You have every right to be angry. This is something that will never, ever be fair, and nothing will ever, ever make it right. Cancer doesn't discriminate at all, children, healthy middle-aged people, bone cancer dealt to the elderly when all they will do is pump them full of morphine. I too have dealt with anger, mostly the anger at being completely helpless to do anything to stop my mom's pain, torment and dying. I got very angry at the medical system for not looking into things years ago, when she was having some mild symptoms. And for me, channeling my anger back at myself was the easiest thing to do. So take some pride in the fact that you have taken the positive step of writing things down and acknowledging them. From where I stand, having recently lost an immediate family member to an incurable cancer, although it was my not-very-old at all mom (I'm only 20) acknowledging things through writing instead of just having it stew in the brain is huge. Prayers not just for your son but for YOU.
I love ya Stacy. I am so sorry that you and your family are going through this. I am sorry that it is Oliver. Being your friend and watching you go through this is so humbling. I am amazed at your strength even when you might feel you are at your weakest. I know I don't have the right words most of the time, but I am here. And if nothing else, you can count on that. That I will always be here, to listen, to talk to whatever <3
I'm glad that you wrote this. When I read it I just want to take up boxing on your behalf and do some punching ... because you are RIGHT to be angry at so much of this. And with ALL of it you are right to be honest about how you feel.
Fasted for you all today. I wish I could do more from this distance; if you ever think of something I can help you with PLEASE let me know!! You are LOVED!
Stacy,
I've not checked in for a little while due to my own ongoing issues. Now here I lie at 05:35am with you last two entries reverberate around my head hitting home and sometimes mimicking my own feelings.

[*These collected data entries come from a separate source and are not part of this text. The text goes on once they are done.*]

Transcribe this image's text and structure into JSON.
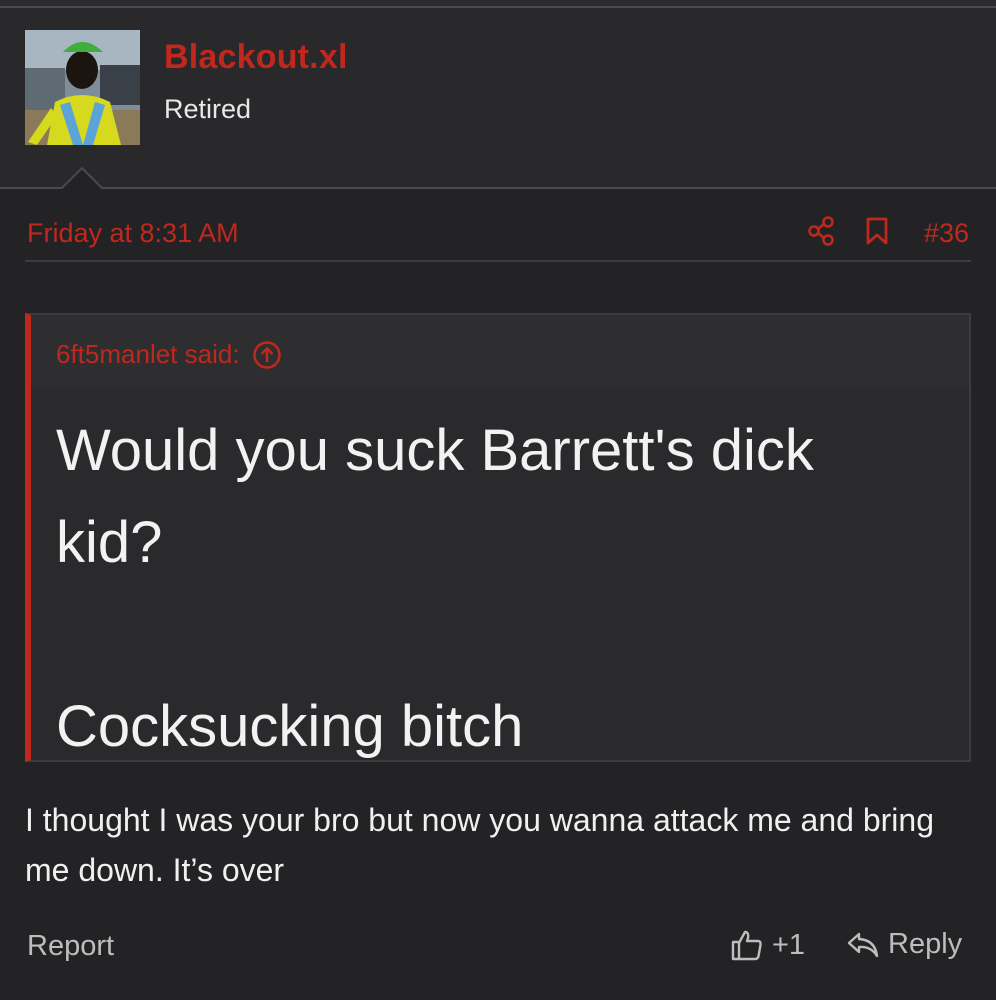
{
  "user": {
    "name": "Blackout.xl",
    "title": "Retired",
    "avatar_icon": "user-avatar-photo"
  },
  "post": {
    "date": "Friday at 8:31 AM",
    "number": "#36",
    "share_icon": "share-icon",
    "bookmark_icon": "bookmark-icon"
  },
  "quote": {
    "attribution": "6ft5manlet said:",
    "lines": [
      "Would you suck Barrett's dick",
      "kid?",
      "Cocksucking bitch"
    ]
  },
  "body": {
    "text": "I thought I was your bro but now you wanna attack me and bring me down. It’s over"
  },
  "actions": {
    "report": "Report",
    "like_count": "+1",
    "reply": "Reply"
  },
  "colors": {
    "accent": "#c0281e",
    "background": "#232325",
    "text": "#e6e6e6"
  }
}
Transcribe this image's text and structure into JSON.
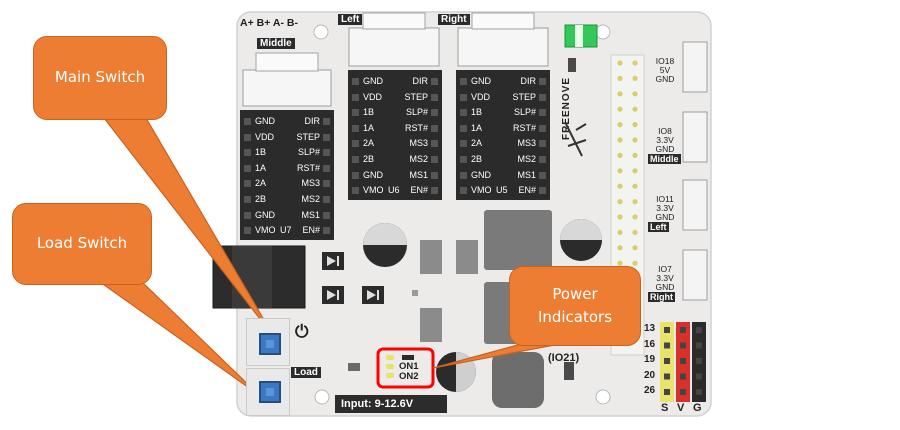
{
  "callouts": {
    "main_switch": "Main Switch",
    "load_switch": "Load Switch",
    "power_indicators_line1": "Power",
    "power_indicators_line2": "Indicators"
  },
  "board": {
    "brand": "FREENOVE",
    "input_label": "Input: 9-12.6V",
    "pins_top": "A+ B+ A- B-",
    "load_label": "Load",
    "power_symbol": "⏻",
    "io21": "(IO21)",
    "on1": "ON1",
    "on2": "ON2",
    "colors": {
      "board": "#ecebea",
      "callout": "#ee7d34",
      "highlight": "#ff0000",
      "button": "#3b78c4"
    }
  },
  "drivers": [
    {
      "id": "middle",
      "connector": "Middle",
      "left_pins": [
        "GND",
        "VDD",
        "1B",
        "1A",
        "2A",
        "2B",
        "GND",
        "VMO"
      ],
      "right_pins": [
        "DIR",
        "STEP",
        "SLP#",
        "RST#",
        "MS3",
        "MS2",
        "MS1",
        "EN#"
      ],
      "chip": "U7"
    },
    {
      "id": "left",
      "connector": "Left",
      "left_pins": [
        "GND",
        "VDD",
        "1B",
        "1A",
        "2A",
        "2B",
        "GND",
        "VMO"
      ],
      "right_pins": [
        "DIR",
        "STEP",
        "SLP#",
        "RST#",
        "MS3",
        "MS2",
        "MS1",
        "EN#"
      ],
      "chip": "U6"
    },
    {
      "id": "right",
      "connector": "Right",
      "left_pins": [
        "GND",
        "VDD",
        "1B",
        "1A",
        "2A",
        "2B",
        "GND",
        "VMO"
      ],
      "right_pins": [
        "DIR",
        "STEP",
        "SLP#",
        "RST#",
        "MS3",
        "MS2",
        "MS1",
        "EN#"
      ],
      "chip": "U5"
    }
  ],
  "side_ports": [
    {
      "io": "IO18",
      "volt": "5V",
      "gnd": "GND",
      "tag": ""
    },
    {
      "io": "IO8",
      "volt": "3.3V",
      "gnd": "GND",
      "tag": "Middle"
    },
    {
      "io": "IO11",
      "volt": "3.3V",
      "gnd": "GND",
      "tag": "Left"
    },
    {
      "io": "IO7",
      "volt": "3.3V",
      "gnd": "GND",
      "tag": "Right"
    }
  ],
  "servo_header": {
    "pins": [
      "13",
      "16",
      "19",
      "20",
      "26"
    ],
    "columns": [
      "S",
      "V",
      "G"
    ]
  }
}
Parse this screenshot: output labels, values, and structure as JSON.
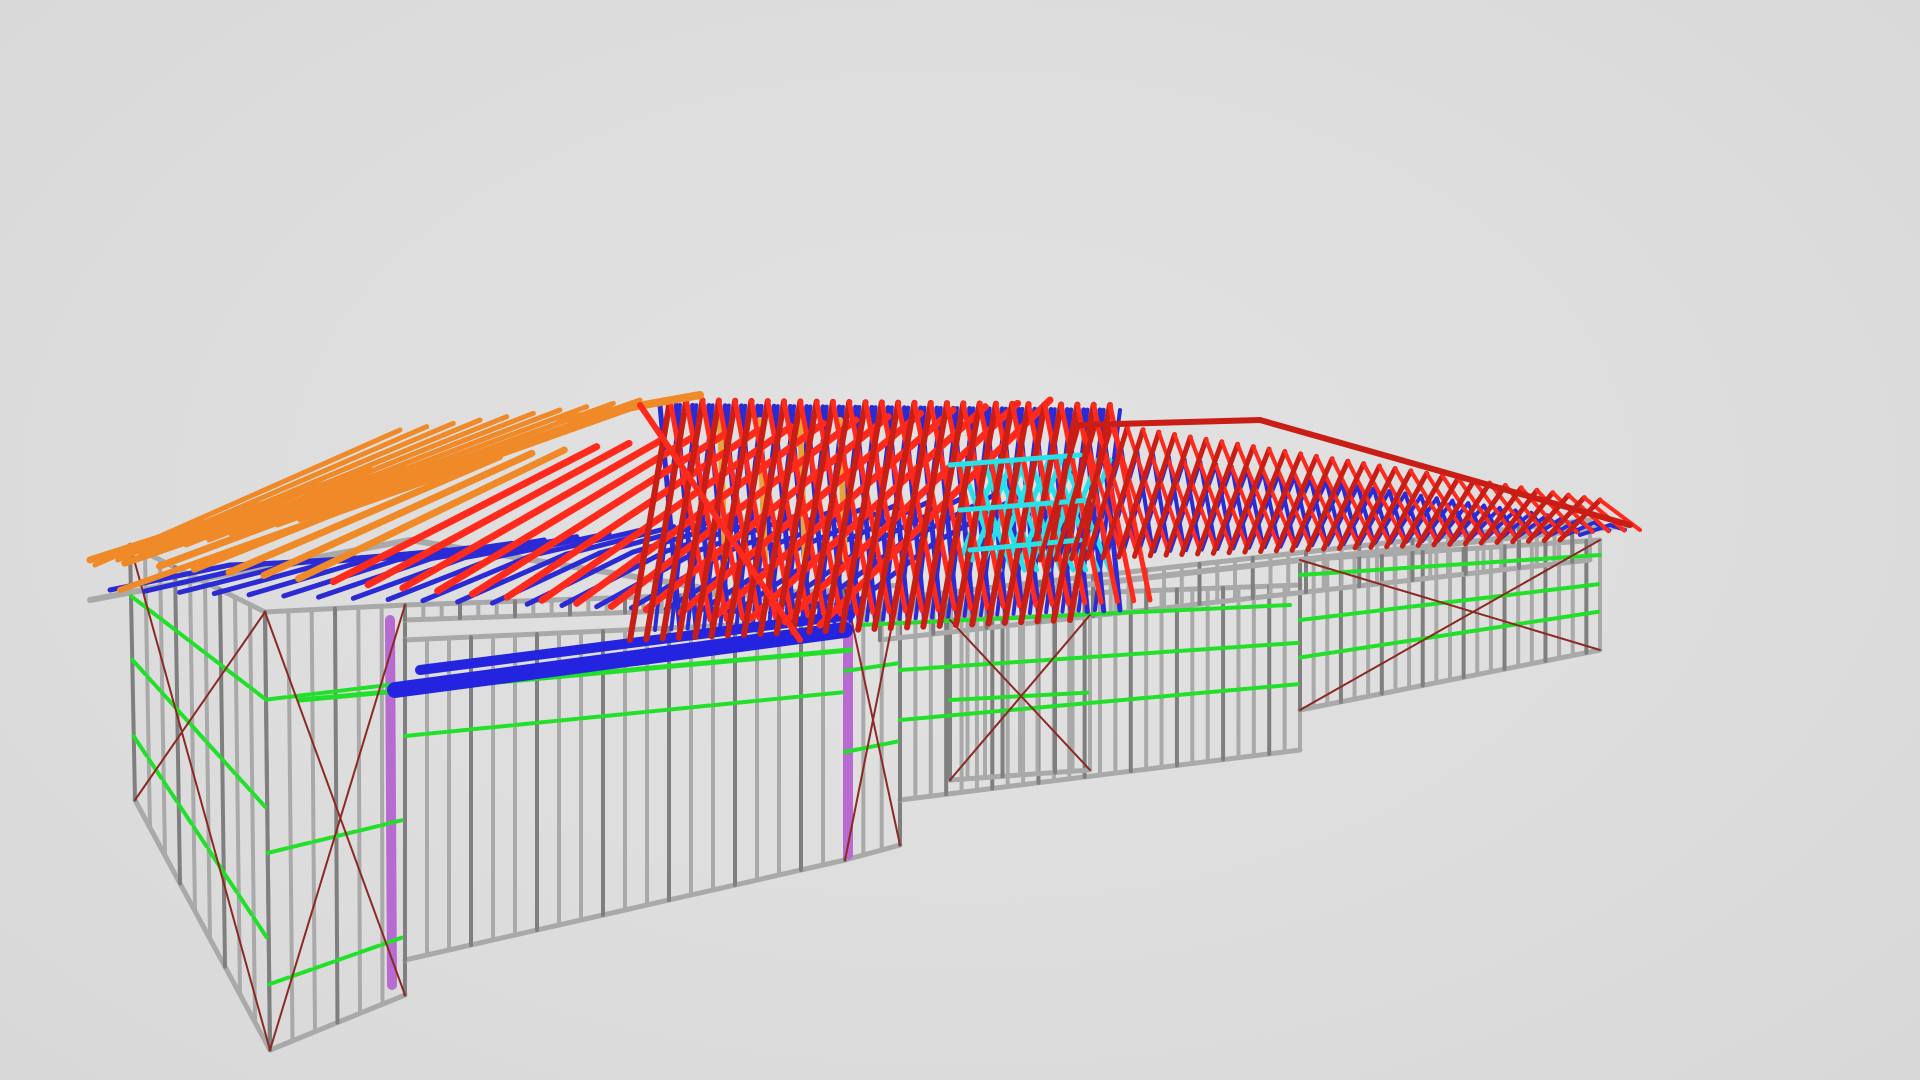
{
  "viewer": {
    "background": "#dddddd"
  },
  "model": {
    "description_icon": "steel-frame-house-3d-model",
    "colors": {
      "wall_frame": "#a9a9a9",
      "wall_frame_dark": "#7f7f7f",
      "nogging": "#22e02a",
      "diagonal_brace": "#8a2a22",
      "truss_chord_red": "#ff2a1c",
      "truss_chord_darkred": "#c81e16",
      "truss_chord_orange": "#f08a28",
      "truss_web_blue": "#2b2bd6",
      "truss_web_cyan": "#28e0e8",
      "lintel_blue": "#2424e0",
      "post_violet": "#b76ad0",
      "timber_yellow": "#e8a23a"
    }
  }
}
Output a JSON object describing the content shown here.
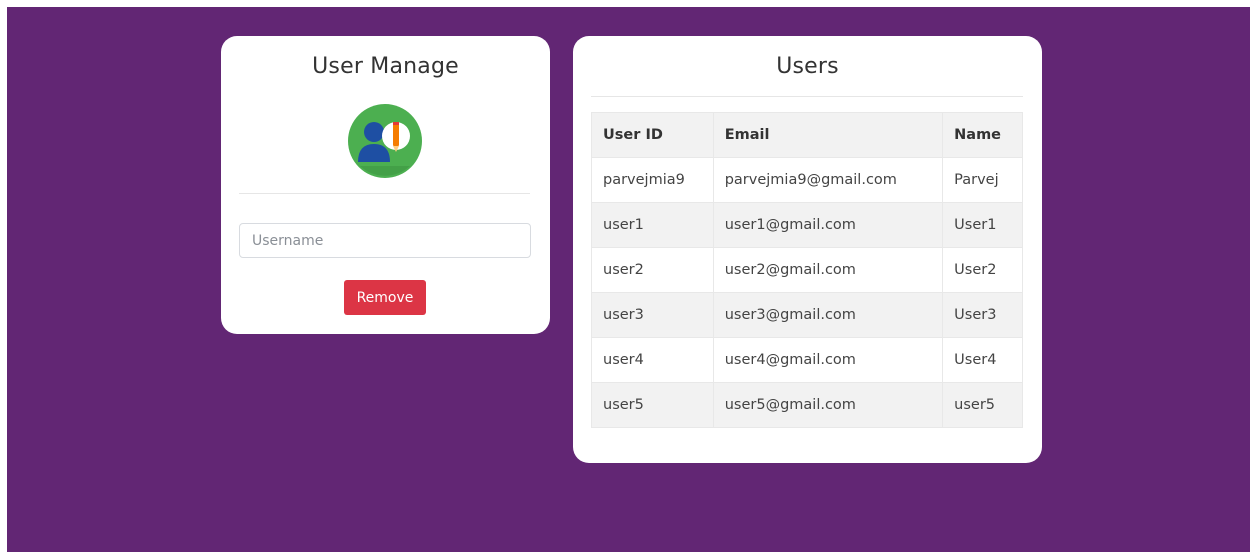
{
  "manage_card": {
    "title": "User Manage",
    "avatar_icon": "user-edit-icon",
    "username_placeholder": "Username",
    "username_value": "",
    "remove_label": "Remove"
  },
  "users_card": {
    "title": "Users",
    "columns": [
      "User ID",
      "Email",
      "Name"
    ],
    "rows": [
      {
        "id": "parvejmia9",
        "email": "parvejmia9@gmail.com",
        "name": "Parvej"
      },
      {
        "id": "user1",
        "email": "user1@gmail.com",
        "name": "User1"
      },
      {
        "id": "user2",
        "email": "user2@gmail.com",
        "name": "User2"
      },
      {
        "id": "user3",
        "email": "user3@gmail.com",
        "name": "User3"
      },
      {
        "id": "user4",
        "email": "user4@gmail.com",
        "name": "User4"
      },
      {
        "id": "user5",
        "email": "user5@gmail.com",
        "name": "user5"
      }
    ]
  },
  "colors": {
    "background": "#622674",
    "card": "#ffffff",
    "danger": "#dc3545"
  }
}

Anger at times rages through me and disguises the loneliness, guilt, frustration, confusion embarrassment and sadness I really feel! Right now Stacy, all I feel are empathy for a lady thousands of miles away who I'll never meet or truly comprehend what she's going through!
It's plain to see you are a remarkable woman who's going through a journey no one wants to survives through. Give yourself a huge hug and remind yourself that if this complete stranger can see the amazing person you are, so can everyone around you. They just don't know how to say it.
Thinking of you and your family with special thoughts to Eden who is following in her mother's 'remarkable' footsteps. Hoping all is as good as it can be with Ollie and please note, I may not visit daily, but you and your family are always in my thoughts.
Carey Kenchington
England
OH, sweetie... I just read this. I pray for you EVERY day. I know that NOTHING can take away the pain for you. All the things you are feeling are natural, and it's OKAY. I am angry with you. This just isn't how it's supposed to be. I was SO mad at God for years for taking my baby from me. He knows, sweetie. He has suffered everything for you and all of us. I'm sorry that people don't approach you because they don't know what to say, and it makes them uncomfortable. Pray for them, that's all you can do. Because some day they will be in a position that they will need comfort, and someone will do that to them, and they will KNOW how much it HURTS. I am SO glad you posted this. Get it all out. Phineas will know how much Oliver loved him, because YOU will tell him. Don't tell yourself you should be grateful for your trials. Feel angry, this is HARD. You will be blessed, but it doesn't mean it's easy. You do NOT have to be grateful for this trial right now. AND, please PLEASE do not feel like you have to put up a front for other people. For your kiddo, maybe, but not for other people. If they don't like your emotions, TOO DAMN BAD. Like you said, this is your baby and you can't just turn the channel. You are loved and you are not alone.